Webroot’s threat intelligence data identifies Asian countries as a hotbed of malicious IP addresses
Malicious Android apps are due to increase by 400 percent this year as they focus on targeting Asian countries, according to threat intelligence data harvested by Webroot.
The Webroot Quarterly Threat Trends report noted that the dominance of Android devices in Asian geographies means the rise in malware in the region is not unexpected. However, it does indicate that there is somewhat of an epidemic in mobile app malware, especially with Android smartphones.
The report also painted a mixed picture for cyber security threats in 2016. On one hand people are 20 percent less likely to encounter undesirable executable files than in 2015. But on the other, there are now nine million more malicious URLs in 2016, with 42 percent of them originating in the USA, which Webroot said show that geoblocking filters are being circumnavigated by cybercriminals.
This suggests that cyber threats are becoming more clandestine and targeted, wreaking havoc before disappearing while traditional defences try to keep up.
Webroot’s threat data found that nearly half of malicious IP addresses are now associated with China, India or Vietnam, with many fully blown cyber attacks evolving out of spam and scanning activities originating from these IP addresses.
Tyler Moffitt, senior threat research analyst at Webroot, suggested that companies need to adapt to these changing threat vectors if they wish to avoid falling victims to such cyber attacks.
“The report data demonstrates that, while malware encounters may be on a downturn, the business of cybercrime is indeed alive and well,” he said. “As attack timelines accelerate and polymorphism continues to grow and spread across attack vectors, it’s more important than ever for organisations to adopt next-generation security approaches that can adapt and predict malware behaviours as they evolve.”

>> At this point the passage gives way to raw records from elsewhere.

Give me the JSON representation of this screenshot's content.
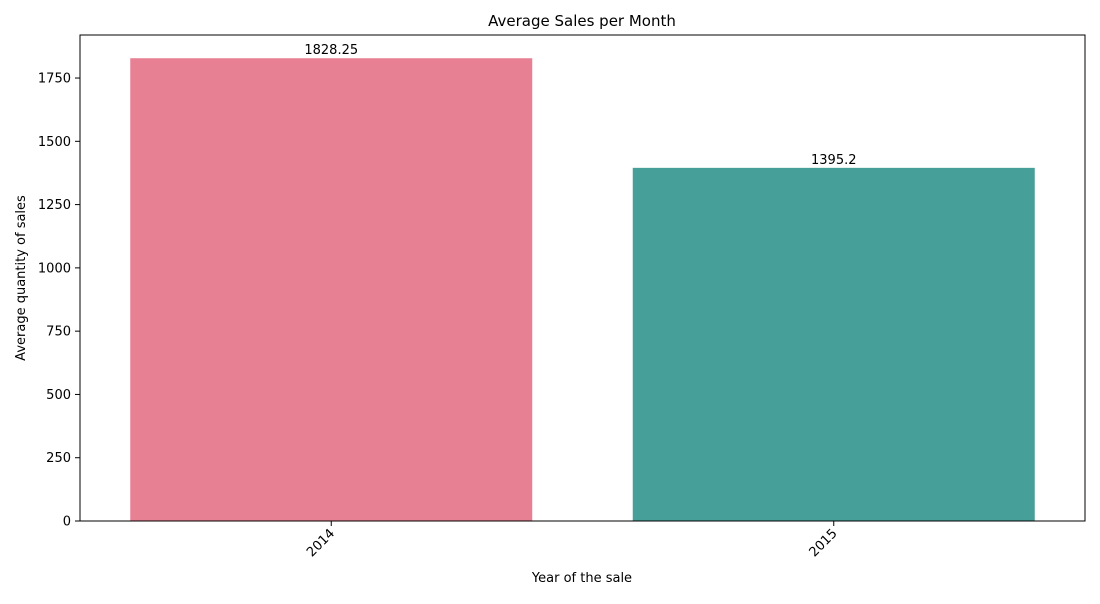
{
  "chart_data": {
    "type": "bar",
    "title": "Average Sales per Month",
    "xlabel": "Year of the sale",
    "ylabel": "Average quantity of sales",
    "categories": [
      "2014",
      "2015"
    ],
    "values": [
      1828.25,
      1395.2
    ],
    "value_labels": [
      "1828.25",
      "1395.2"
    ],
    "bar_colors": [
      "#e88093",
      "#479f9a"
    ],
    "ylim": [
      0,
      1920
    ],
    "yticks": [
      0,
      250,
      500,
      750,
      1000,
      1250,
      1500,
      1750
    ],
    "ytick_labels": [
      "0",
      "250",
      "500",
      "750",
      "1000",
      "1250",
      "1500",
      "1750"
    ],
    "xtick_rotation_deg": 45,
    "grid": false,
    "legend": "none"
  }
}
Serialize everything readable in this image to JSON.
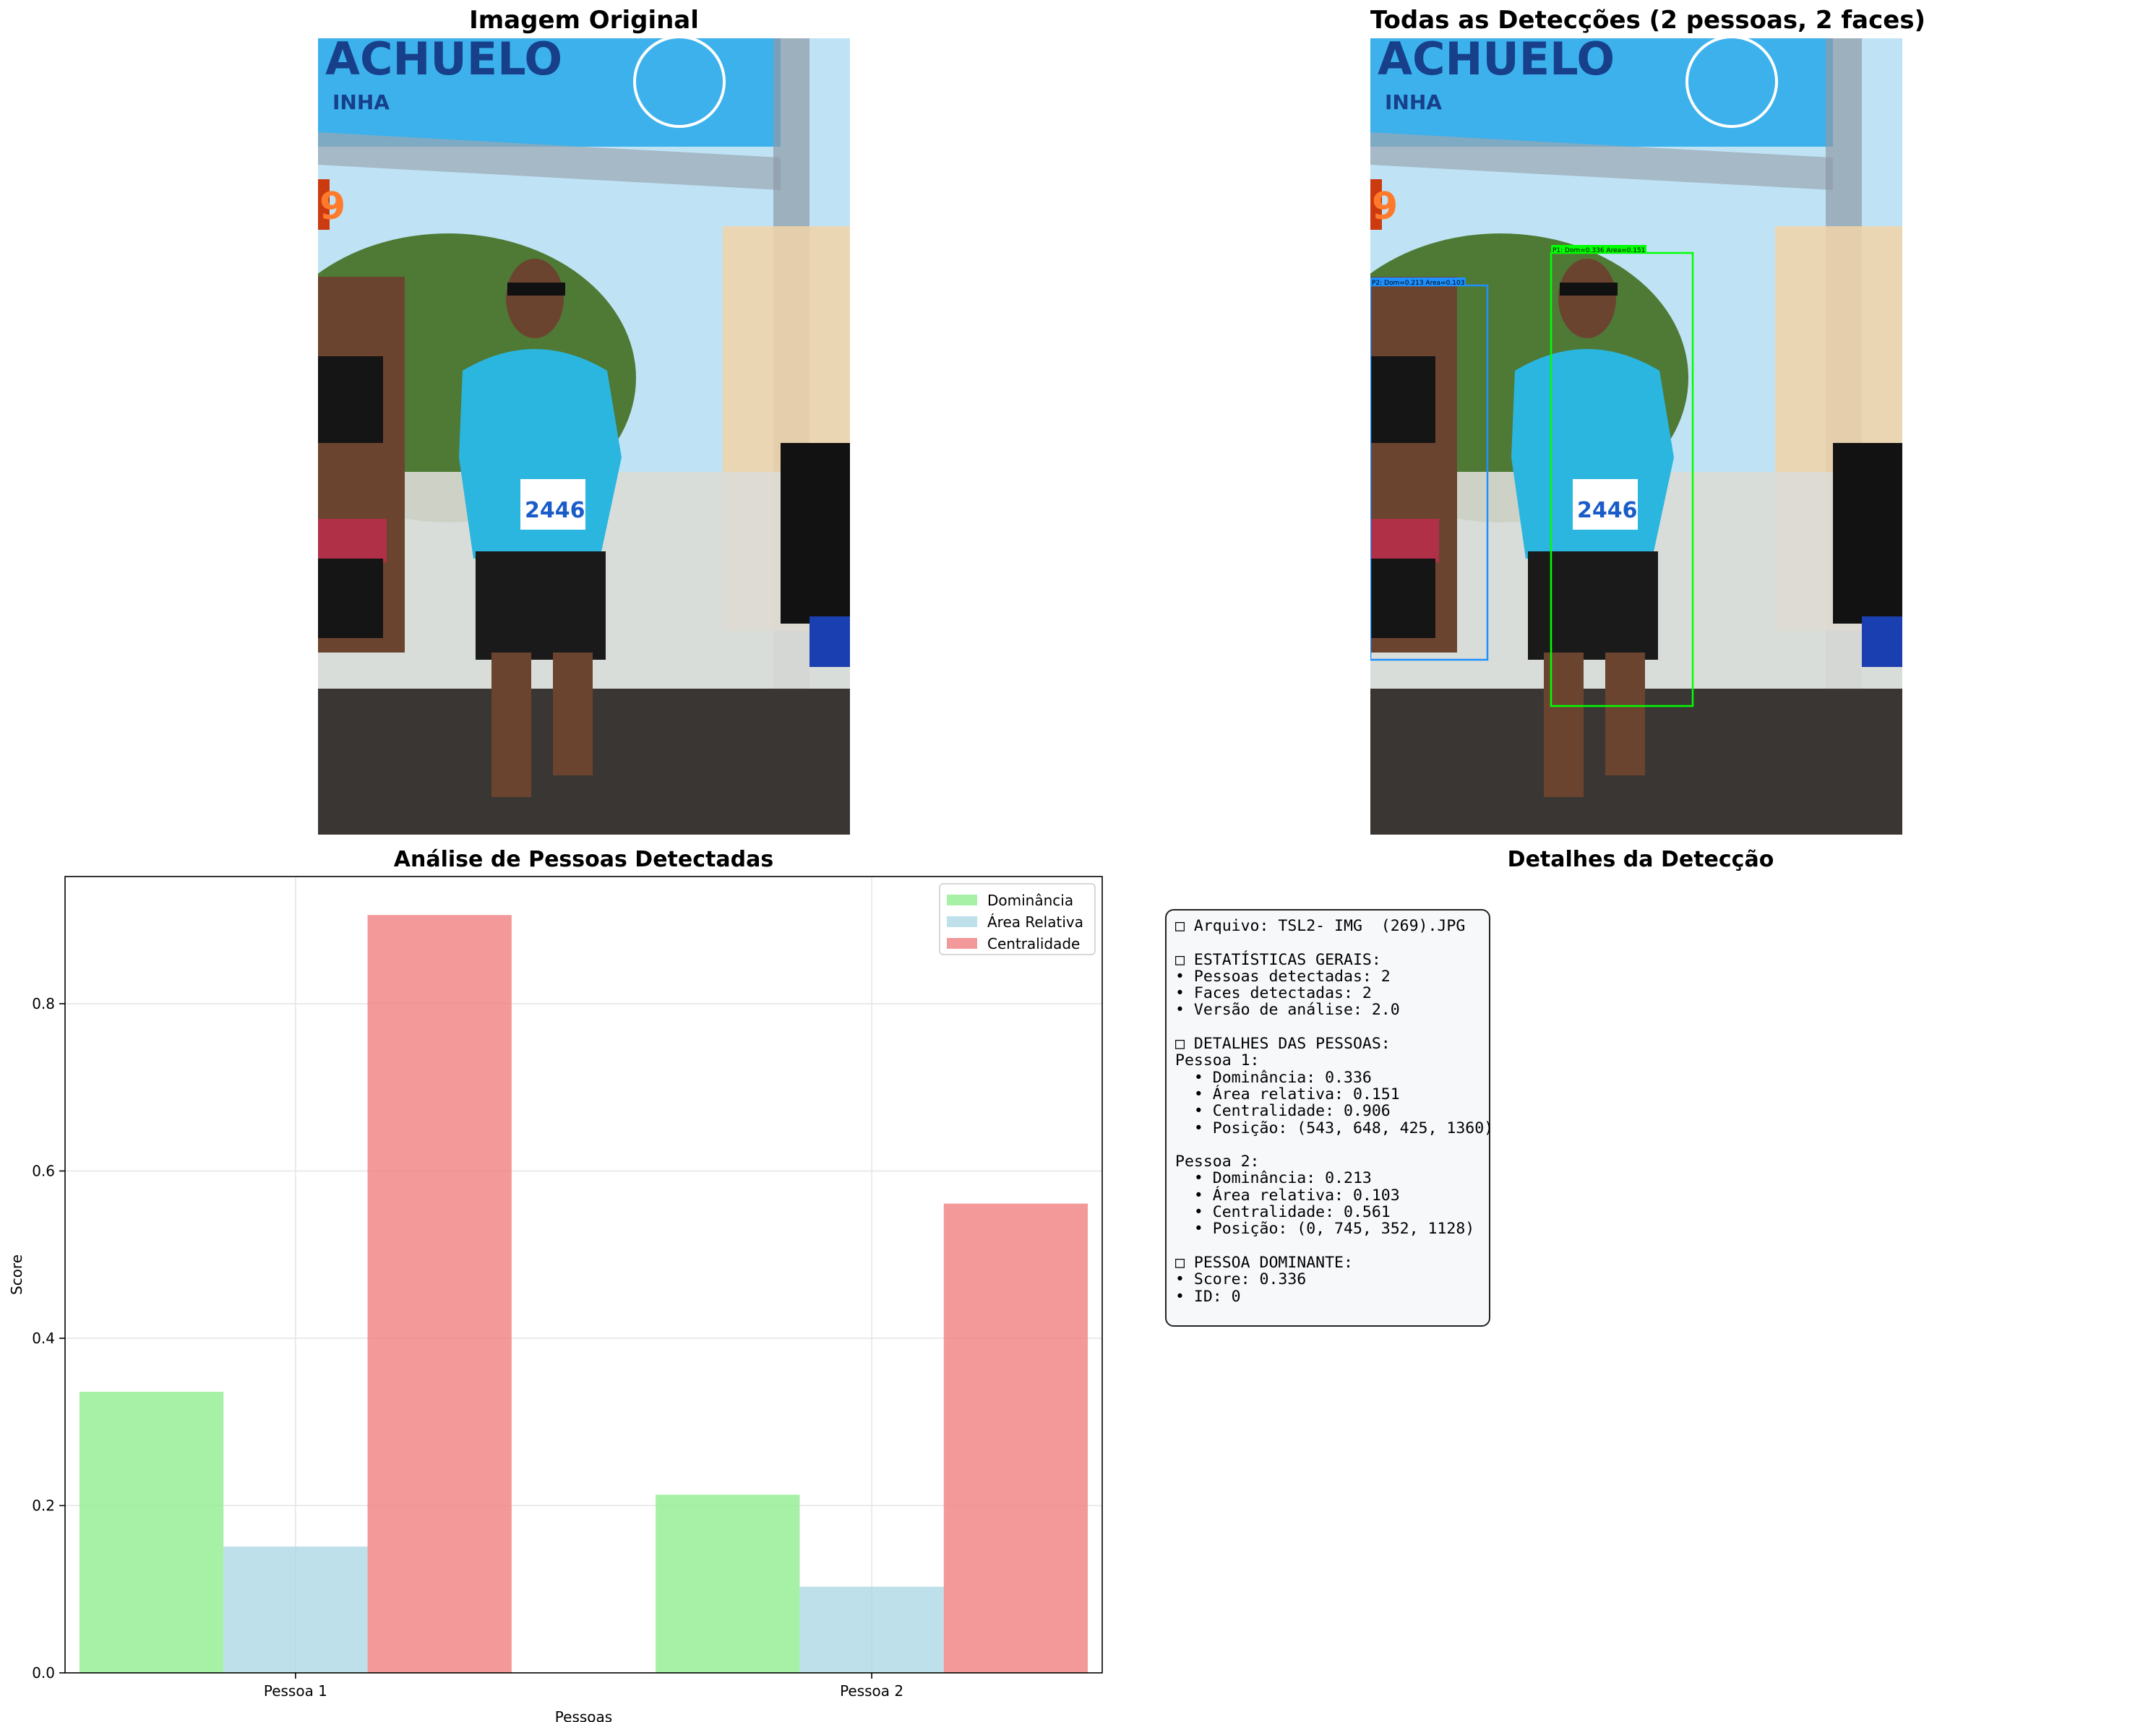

With the FBI warning businesses to be aware of the rise of ransomware attacks, hackers seizing control of Tesla cars, and Google being forced to pull spyware-riddled apps for its Android Play Store, the vectors and variety of cyber attacks to defend against are increasingly diverse, arguably paving the way for technology companies to come up with the next big innovation which puts cyber criminals and hackers on the back foot.